Orbert has performed with Wynton Marsalis, TS Monk, Stevie Wonder, Dr. John, Kurt Elling, Ernie Watts, Ramsey Lewis, Grover Washington Jr., Smithsonian Masterworks Jazz Orchestra and Bill Russo’s Chicago Jazz Ensemble.

Along with his business partner/manager Mark Ingram, Orbert owns and operates ORBARK PRODUCTIONS. Their credits include projects for Atlantic, Capitol, CBS, Epic, MCA and the Warner Brothers record labels. Other projects include arrangements and on-camera performance for feature films such as “A League of Their Own”, starring Tom Hanks, Madonna and Rosie O'Donnell for Columbia Pictures and “The Babe,” starring John Goodman. He was the jazz consultant for Academy Award winning director, Sam Mendes, for the DreamWorks Pictures feature film "Road to Perdition", starring Tom Hanks and Paul Newman, where he also had a cameo appearance.

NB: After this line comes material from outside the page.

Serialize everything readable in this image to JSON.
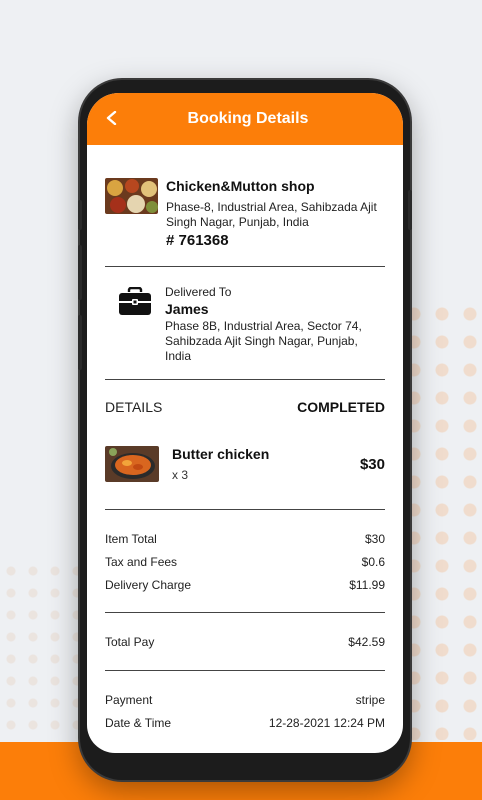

Recent projects includes the critically acclaimed documentary “Beauty Rises: Four Lives in the Arts”, produced by WTTW and the Illinois Arts Council and “Concierto for Generation I”, a work commissioned by Nissan/Infiniti, inspired by the 2007 Infiniti G35 Sedan.

Mr. Davis has a bachelor’s degree in trumpet performance from DePaul University and a master’s degree in Jazz Pedagogy from Northwestern University. Orbert and his wife Lisa live in Chicago with their three children, Zoe, Sydney and Donovan.